Борис Глебович поднялся и отправился в туалет, размышляя: с чего бы это ему привиделась вся эта коприевская камарилья? Начинало светать, и в предрассветных сумерках у стены Сената, как раз напротив его, Бориса Глебовича, окна, он разглядел человеческую фигуру: некто стоял там на коленях, подняв кверху руки. «Господи, что это?» — Борис Глебович с опаской подошел ближе и вдруг опознал Наума. Тот находился к нему спиной, и то ли луч света неведомым образом пробился из-за горизонта и освещал его, то ли в руках у него горел невидимый из-за его спины фонарик, но кудлатая его голова лучилась слабым таинственным светом. Борис Глебович ощутил озноб и немощь в ногах. Он хотел было окликнуть Наума, но не решился, не нашел в себе силы и пошел дальше, стараясь ступать как можно осторожнее. Каждый шаг, однако, отзывался эхом, и Борис Глебович оглядывался: не заметил ли его Наум? Нет, не заметил: все так и стоял неподвижно, воздев к небу руки, и все так же источал свет. «На обратном пути подойду, — решил Борис Глебович, — обязательно!» Но, когда возвращался, на прежнем месте Наума не нашел. «Никому, никогда! — поклялся себе Борис Глебович. — Слишком похоже на сон. Или бред? Это еще хуже: засмеют!»

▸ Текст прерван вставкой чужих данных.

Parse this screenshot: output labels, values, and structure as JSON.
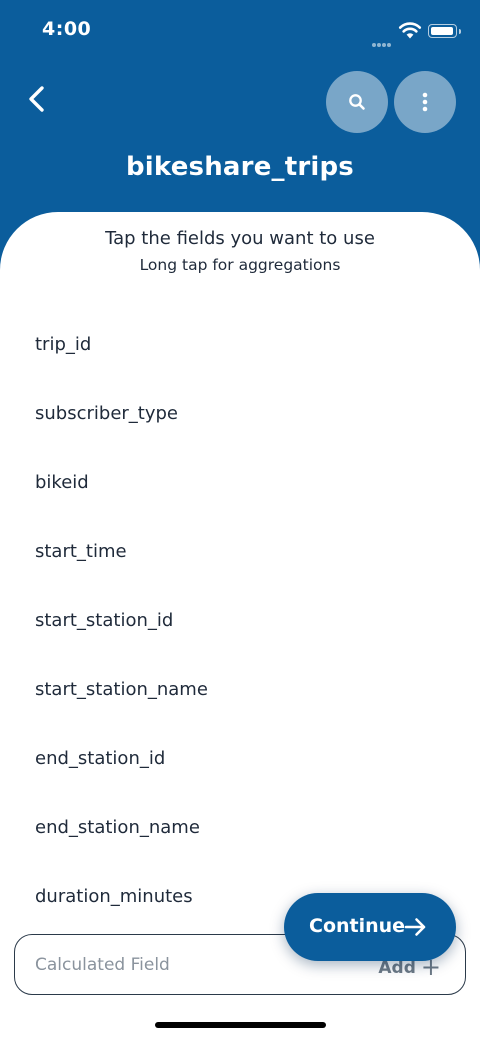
{
  "status_bar": {
    "time": "4:00"
  },
  "header": {
    "title": "bikeshare_trips",
    "back_icon": "chevron-left-icon",
    "search_icon": "search-icon",
    "more_icon": "more-vertical-icon"
  },
  "hints": {
    "main": "Tap the fields you want to use",
    "sub": "Long tap for aggregations"
  },
  "fields": [
    "trip_id",
    "subscriber_type",
    "bikeid",
    "start_time",
    "start_station_id",
    "start_station_name",
    "end_station_id",
    "end_station_name",
    "duration_minutes"
  ],
  "calculated_field": {
    "placeholder": "Calculated Field",
    "value": "",
    "add_label": "Add",
    "add_icon": "plus-icon"
  },
  "continue_button": {
    "label": "Continue",
    "icon": "arrow-right-icon"
  },
  "colors": {
    "primary": "#0b5d9c",
    "text": "#1f2a3a",
    "placeholder": "#8a939d",
    "muted": "#6d7a86"
  }
}
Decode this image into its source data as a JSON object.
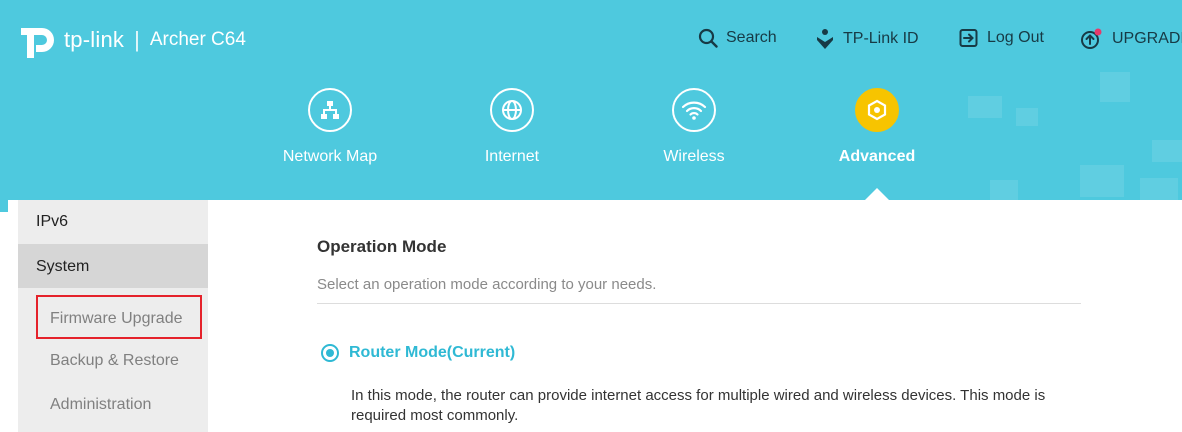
{
  "brand": {
    "logo_text": "tp-link",
    "separator": "|",
    "model": "Archer C64"
  },
  "top_links": {
    "search": "Search",
    "tplink_id": "TP-Link ID",
    "logout": "Log Out",
    "upgrade": "UPGRADE"
  },
  "nav": {
    "items": [
      {
        "label": "Network Map",
        "icon": "network-map-icon"
      },
      {
        "label": "Internet",
        "icon": "globe-icon"
      },
      {
        "label": "Wireless",
        "icon": "wifi-icon"
      },
      {
        "label": "Advanced",
        "icon": "gear-icon",
        "active": true
      }
    ]
  },
  "sidebar": {
    "top_item": "IPv6",
    "section": "System",
    "sub_items": [
      "Firmware Upgrade",
      "Backup & Restore",
      "Administration"
    ],
    "highlighted": "Firmware Upgrade"
  },
  "main": {
    "title": "Operation Mode",
    "description": "Select an operation mode according to your needs.",
    "mode": {
      "label": "Router Mode(Current)",
      "selected": true,
      "description": "In this mode, the router can provide internet access for multiple wired and wireless devices. This mode is required most commonly."
    }
  },
  "colors": {
    "header_bg": "#4ec9de",
    "accent": "#2fb9d4",
    "active_nav": "#f7c400",
    "highlight_box": "#e5222b",
    "sidebar_bg": "#ededed",
    "sidebar_active_bg": "#d6d6d6"
  }
}
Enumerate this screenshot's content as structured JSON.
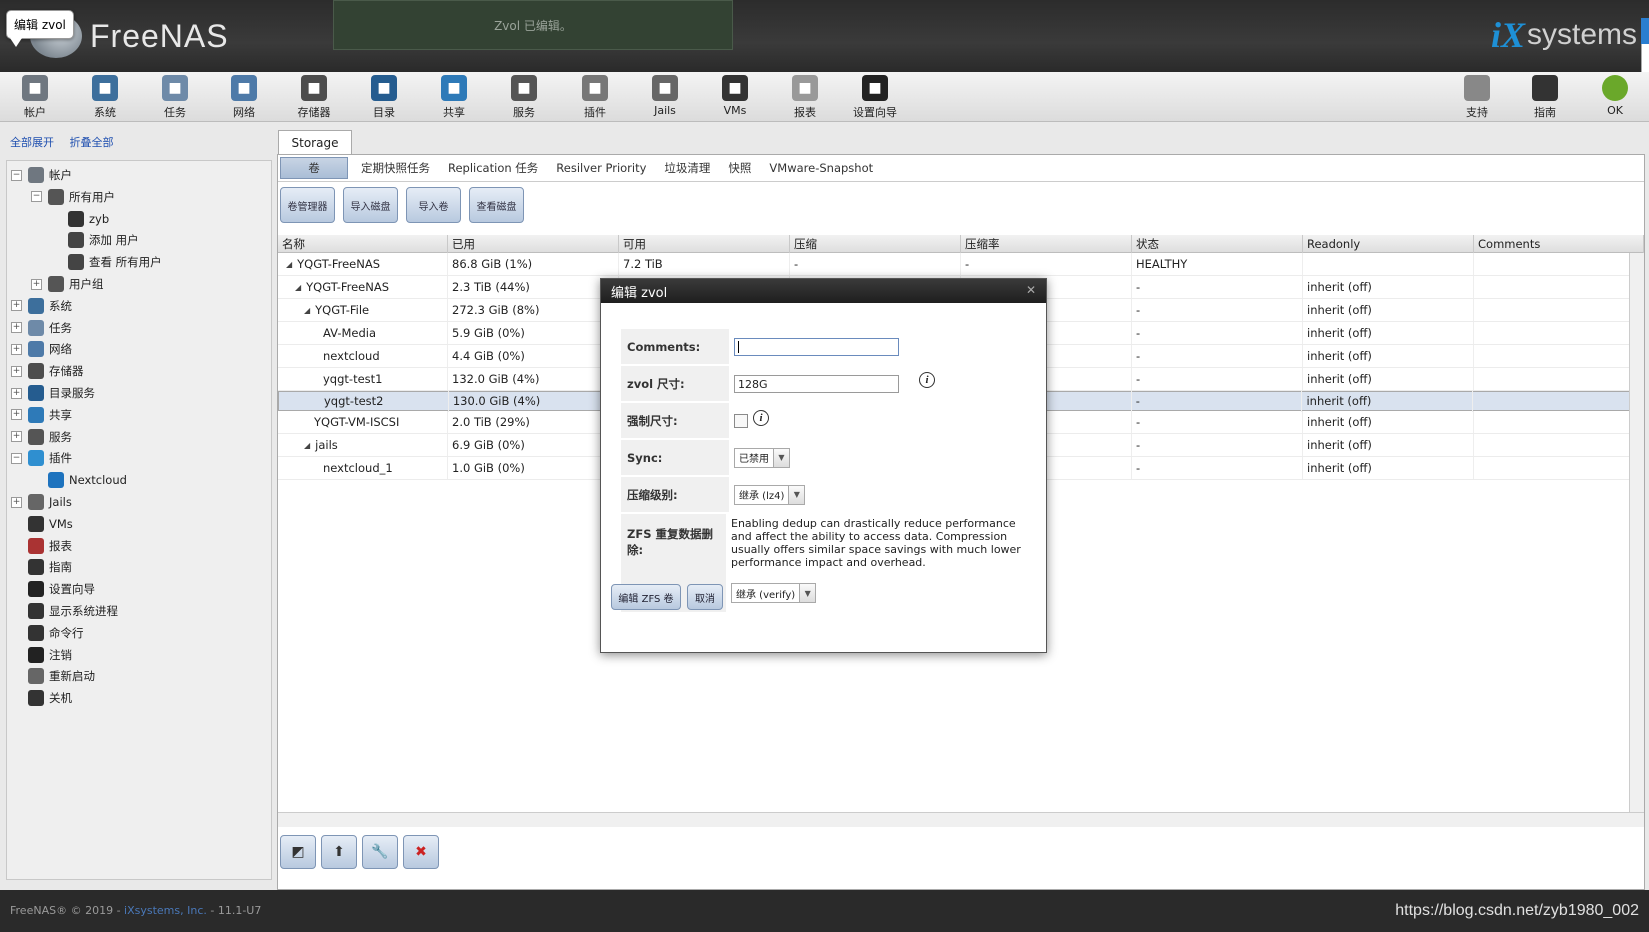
{
  "header": {
    "tooltip": "编辑 zvol",
    "logo": "FreeNAS",
    "notice": "Zvol 已编辑。",
    "brand_ix": "iX",
    "brand_systems": "systems"
  },
  "toolbar": {
    "items": [
      {
        "label": "帐户",
        "icon": "users-icon",
        "color": "#6f7780"
      },
      {
        "label": "系统",
        "icon": "system-icon",
        "color": "#3d6f9c"
      },
      {
        "label": "任务",
        "icon": "tasks-icon",
        "color": "#6e8aa8"
      },
      {
        "label": "网络",
        "icon": "network-icon",
        "color": "#4e7aa8"
      },
      {
        "label": "存储器",
        "icon": "storage-icon",
        "color": "#4d4d4d"
      },
      {
        "label": "目录",
        "icon": "directory-icon",
        "color": "#255c8f"
      },
      {
        "label": "共享",
        "icon": "sharing-icon",
        "color": "#2e7ab8"
      },
      {
        "label": "服务",
        "icon": "services-icon",
        "color": "#555"
      },
      {
        "label": "插件",
        "icon": "plugins-icon",
        "color": "#777"
      },
      {
        "label": "Jails",
        "icon": "jails-icon",
        "color": "#666"
      },
      {
        "label": "VMs",
        "icon": "vms-icon",
        "color": "#333"
      },
      {
        "label": "报表",
        "icon": "reports-icon",
        "color": "#999"
      },
      {
        "label": "设置向导",
        "icon": "wizard-icon",
        "color": "#222"
      }
    ],
    "right_items": [
      {
        "label": "支持",
        "icon": "support-icon",
        "color": "#888"
      },
      {
        "label": "指南",
        "icon": "guide-icon",
        "color": "#333"
      },
      {
        "label": "OK",
        "icon": "alert-ok-icon",
        "color": "#6aa82a"
      }
    ]
  },
  "sidebar": {
    "expand_all": "全部展开",
    "collapse_all": "折叠全部",
    "tree": [
      {
        "label": "帐户",
        "level": 0,
        "exp": "−",
        "icon": "users-icon",
        "color": "#6f7780"
      },
      {
        "label": "所有用户",
        "level": 1,
        "exp": "−",
        "icon": "user-group-icon",
        "color": "#555"
      },
      {
        "label": "zyb",
        "level": 2,
        "exp": "",
        "icon": "user-icon",
        "color": "#333"
      },
      {
        "label": "添加 用户",
        "level": 2,
        "exp": "",
        "icon": "add-user-icon",
        "color": "#444"
      },
      {
        "label": "查看 所有用户",
        "level": 2,
        "exp": "",
        "icon": "view-users-icon",
        "color": "#444"
      },
      {
        "label": "用户组",
        "level": 1,
        "exp": "+",
        "icon": "groups-icon",
        "color": "#555"
      },
      {
        "label": "系统",
        "level": 0,
        "exp": "+",
        "icon": "system-icon",
        "color": "#3d6f9c"
      },
      {
        "label": "任务",
        "level": 0,
        "exp": "+",
        "icon": "tasks-icon",
        "color": "#6e8aa8"
      },
      {
        "label": "网络",
        "level": 0,
        "exp": "+",
        "icon": "network-icon",
        "color": "#4e7aa8"
      },
      {
        "label": "存储器",
        "level": 0,
        "exp": "+",
        "icon": "storage-icon",
        "color": "#4d4d4d"
      },
      {
        "label": "目录服务",
        "level": 0,
        "exp": "+",
        "icon": "directory-icon",
        "color": "#255c8f"
      },
      {
        "label": "共享",
        "level": 0,
        "exp": "+",
        "icon": "sharing-icon",
        "color": "#2e7ab8"
      },
      {
        "label": "服务",
        "level": 0,
        "exp": "+",
        "icon": "services-icon",
        "color": "#555"
      },
      {
        "label": "插件",
        "level": 0,
        "exp": "−",
        "icon": "plugins-icon",
        "color": "#2f8fd0"
      },
      {
        "label": "Nextcloud",
        "level": 1,
        "exp": "",
        "icon": "nextcloud-icon",
        "color": "#1e73be"
      },
      {
        "label": "Jails",
        "level": 0,
        "exp": "+",
        "icon": "jails-icon",
        "color": "#666"
      },
      {
        "label": "VMs",
        "level": 0,
        "exp": "",
        "icon": "vms-icon",
        "color": "#333"
      },
      {
        "label": "报表",
        "level": 0,
        "exp": "",
        "icon": "reports-icon",
        "color": "#a33"
      },
      {
        "label": "指南",
        "level": 0,
        "exp": "",
        "icon": "guide-icon",
        "color": "#333"
      },
      {
        "label": "设置向导",
        "level": 0,
        "exp": "",
        "icon": "wizard-icon",
        "color": "#222"
      },
      {
        "label": "显示系统进程",
        "level": 0,
        "exp": "",
        "icon": "processes-icon",
        "color": "#333"
      },
      {
        "label": "命令行",
        "level": 0,
        "exp": "",
        "icon": "shell-icon",
        "color": "#333"
      },
      {
        "label": "注销",
        "level": 0,
        "exp": "",
        "icon": "logout-icon",
        "color": "#222"
      },
      {
        "label": "重新启动",
        "level": 0,
        "exp": "",
        "icon": "reboot-icon",
        "color": "#666"
      },
      {
        "label": "关机",
        "level": 0,
        "exp": "",
        "icon": "shutdown-icon",
        "color": "#333"
      }
    ]
  },
  "main": {
    "tab": "Storage",
    "subtabs": [
      "卷",
      "定期快照任务",
      "Replication 任务",
      "Resilver Priority",
      "垃圾清理",
      "快照",
      "VMware-Snapshot"
    ],
    "actions": [
      "卷管理器",
      "导入磁盘",
      "导入卷",
      "查看磁盘"
    ],
    "columns": [
      "名称",
      "已用",
      "可用",
      "压缩",
      "压缩率",
      "状态",
      "Readonly",
      "Comments"
    ],
    "rows": [
      {
        "name": "YQGT-FreeNAS",
        "indent": 0,
        "tri": "◢",
        "used": "86.8 GiB (1%)",
        "avail": "7.2 TiB",
        "comp": "-",
        "ratio": "-",
        "status": "HEALTHY",
        "readonly": "",
        "comments": ""
      },
      {
        "name": "YQGT-FreeNAS",
        "indent": 1,
        "tri": "◢",
        "used": "2.3 TiB (44%)",
        "avail": "",
        "comp": "",
        "ratio": "",
        "status": "-",
        "readonly": "inherit (off)",
        "comments": ""
      },
      {
        "name": "YQGT-File",
        "indent": 2,
        "tri": "◢",
        "used": "272.3 GiB (8%)",
        "avail": "",
        "comp": "",
        "ratio": "",
        "status": "-",
        "readonly": "inherit (off)",
        "comments": ""
      },
      {
        "name": "AV-Media",
        "indent": 3,
        "tri": "",
        "used": "5.9 GiB (0%)",
        "avail": "",
        "comp": "",
        "ratio": "",
        "status": "-",
        "readonly": "inherit (off)",
        "comments": ""
      },
      {
        "name": "nextcloud",
        "indent": 3,
        "tri": "",
        "used": "4.4 GiB (0%)",
        "avail": "",
        "comp": "",
        "ratio": "",
        "status": "-",
        "readonly": "inherit (off)",
        "comments": ""
      },
      {
        "name": "yqgt-test1",
        "indent": 3,
        "tri": "",
        "used": "132.0 GiB (4%)",
        "avail": "",
        "comp": "",
        "ratio": "",
        "status": "-",
        "readonly": "inherit (off)",
        "comments": ""
      },
      {
        "name": "yqgt-test2",
        "indent": 3,
        "tri": "",
        "used": "130.0 GiB (4%)",
        "avail": "",
        "comp": "",
        "ratio": "",
        "status": "-",
        "readonly": "inherit (off)",
        "comments": "",
        "selected": true
      },
      {
        "name": "YQGT-VM-ISCSI",
        "indent": 2,
        "tri": "",
        "used": "2.0 TiB (29%)",
        "avail": "",
        "comp": "",
        "ratio": "",
        "status": "-",
        "readonly": "inherit (off)",
        "comments": ""
      },
      {
        "name": "jails",
        "indent": 2,
        "tri": "◢",
        "used": "6.9 GiB (0%)",
        "avail": "",
        "comp": "",
        "ratio": "",
        "status": "-",
        "readonly": "inherit (off)",
        "comments": ""
      },
      {
        "name": "nextcloud_1",
        "indent": 3,
        "tri": "",
        "used": "1.0 GiB (0%)",
        "avail": "",
        "comp": "",
        "ratio": "",
        "status": "-",
        "readonly": "inherit (off)",
        "comments": ""
      }
    ]
  },
  "dialog": {
    "title": "编辑 zvol",
    "comments_label": "Comments:",
    "comments_value": "",
    "size_label": "zvol 尺寸:",
    "size_value": "128G",
    "force_label": "强制尺寸:",
    "sync_label": "Sync:",
    "sync_value": "已禁用",
    "compression_label": "压缩级别:",
    "compression_value": "继承 (lz4)",
    "dedup_label": "ZFS 重复数据删除:",
    "dedup_warning": "Enabling dedup can drastically reduce performance and affect the ability to access data. Compression usually offers similar space savings with much lower performance impact and overhead.",
    "dedup_value": "继承 (verify)",
    "submit": "编辑 ZFS 卷",
    "cancel": "取消"
  },
  "footer": {
    "copyright": "FreeNAS® © 2019 - ",
    "company": "iXsystems, Inc.",
    "version": " - 11.1-U7",
    "watermark": "https://blog.csdn.net/zyb1980_002"
  }
}
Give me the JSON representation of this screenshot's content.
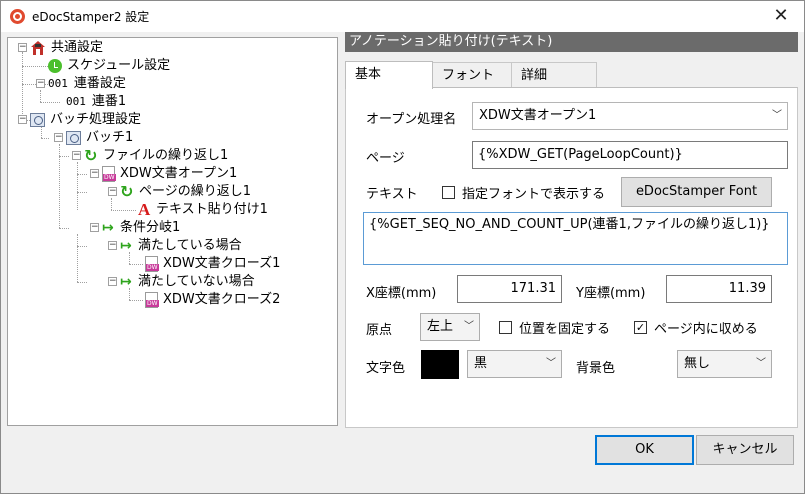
{
  "window": {
    "title": "eDocStamper2 設定",
    "close_glyph": "✕"
  },
  "tree": {
    "items": [
      {
        "label": "共通設定"
      },
      {
        "label": "スケジュール設定"
      },
      {
        "label": "連番設定",
        "num": "001"
      },
      {
        "label": "連番1",
        "num": "001"
      },
      {
        "label": "バッチ処理設定"
      },
      {
        "label": "バッチ1"
      },
      {
        "label": "ファイルの繰り返し1"
      },
      {
        "label": "XDW文書オープン1"
      },
      {
        "label": "ページの繰り返し1"
      },
      {
        "label": "テキスト貼り付け1"
      },
      {
        "label": "条件分岐1"
      },
      {
        "label": "満たしている場合"
      },
      {
        "label": "XDW文書クローズ1"
      },
      {
        "label": "満たしていない場合"
      },
      {
        "label": "XDW文書クローズ2"
      }
    ]
  },
  "panel": {
    "header": "アノテーション貼り付け(テキスト)",
    "tabs": [
      "基本",
      "フォント",
      "詳細"
    ],
    "open_label": "オープン処理名",
    "open_value": "XDW文書オープン1",
    "page_label": "ページ",
    "page_value": "{%XDW_GET(PageLoopCount)}",
    "text_label": "テキスト",
    "font_check_label": "指定フォントで表示する",
    "font_button": "eDocStamper Font",
    "text_value": "{%GET_SEQ_NO_AND_COUNT_UP(連番1,ファイルの繰り返し1)}",
    "x_label": "X座標(mm)",
    "x_value": "171.31",
    "y_label": "Y座標(mm)",
    "y_value": "11.39",
    "origin_label": "原点",
    "origin_value": "左上",
    "fix_pos_label": "位置を固定する",
    "fit_page_label": "ページ内に収める",
    "fit_page_checked": "✓",
    "text_color_label": "文字色",
    "text_color_value": "黒",
    "bg_color_label": "背景色",
    "bg_color_value": "無し",
    "text_color_hex": "#000000"
  },
  "footer": {
    "ok": "OK",
    "cancel": "キャンセル"
  }
}
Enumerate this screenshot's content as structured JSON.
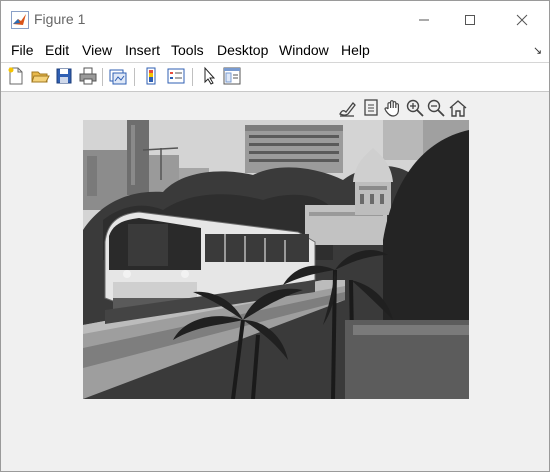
{
  "window": {
    "title": "Figure 1"
  },
  "menu": [
    "File",
    "Edit",
    "View",
    "Insert",
    "Tools",
    "Desktop",
    "Window",
    "Help"
  ],
  "toolbar_icons": [
    "new-figure-icon",
    "open-file-icon",
    "save-icon",
    "print-icon",
    "link-plot-icon",
    "insert-colorbar-icon",
    "insert-legend-icon",
    "edit-plot-arrow-icon",
    "property-inspector-icon"
  ],
  "axes_toolbar_icons": [
    "brush-icon",
    "data-tips-icon",
    "pan-hand-icon",
    "zoom-in-icon",
    "zoom-out-icon",
    "home-restore-icon"
  ],
  "image": {
    "description_kind": "grayscale photo",
    "colors": {
      "sky": "#d4d4d4",
      "train": "#e6e6e6"
    }
  }
}
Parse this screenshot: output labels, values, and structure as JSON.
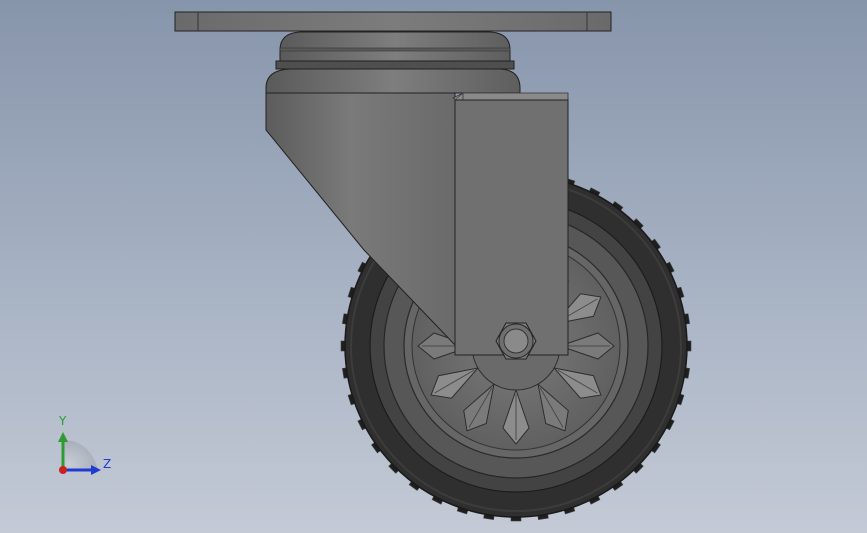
{
  "viewport": {
    "background_top": "#8795ab",
    "background_bottom": "#c4cad6",
    "model_color": "#6e6e6e",
    "tire_color": "#303030"
  },
  "triad": {
    "y_label": "Y",
    "z_label": "Z",
    "y_color": "#2e9a32",
    "z_color": "#1f3bd0",
    "x_color": "#cc2020"
  }
}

За завтраком Борис Глебович то и дело поглядывал на Наума. Свет сквозь небольшие окна проникал в столовую скудно, да и небо затянулось облаками, так что сверх всегдашней улыбки ничего в лице Наума он углядеть не мог. Что это за человек? Слабоумный, на манер этакого деревенского дурачка? Его простота, скудный лексикон вроде бы подтверждали такое предположение. Но… Было в нем нечто — тайна? скрытый намек на то, что он знал куда более, чем говорил? — что не позволяло его разом отписать в разряд умаленных умом. А улыбка и эта окружающая его умиротворяющая сила? Стоило ему подойти к месту, где были спор, неудовольствие, раздор, — и вдруг все разом утихало. Борис Глебович подметил это давно, но лишь теперь, пытаясь связать с давешним событием, вдруг подумал, что причина в каких-то необыкновенных способностях Убоги. Прежде считал: стыдимся, мол, ведь он как дитя, потому и ссоры прекращаем. Нет, ничего мы не стыдимся! Мы злые, самолюбивые эгоисты. А вот Наум — он другой. По крайней мере, в неискренности его обвинить невозможно…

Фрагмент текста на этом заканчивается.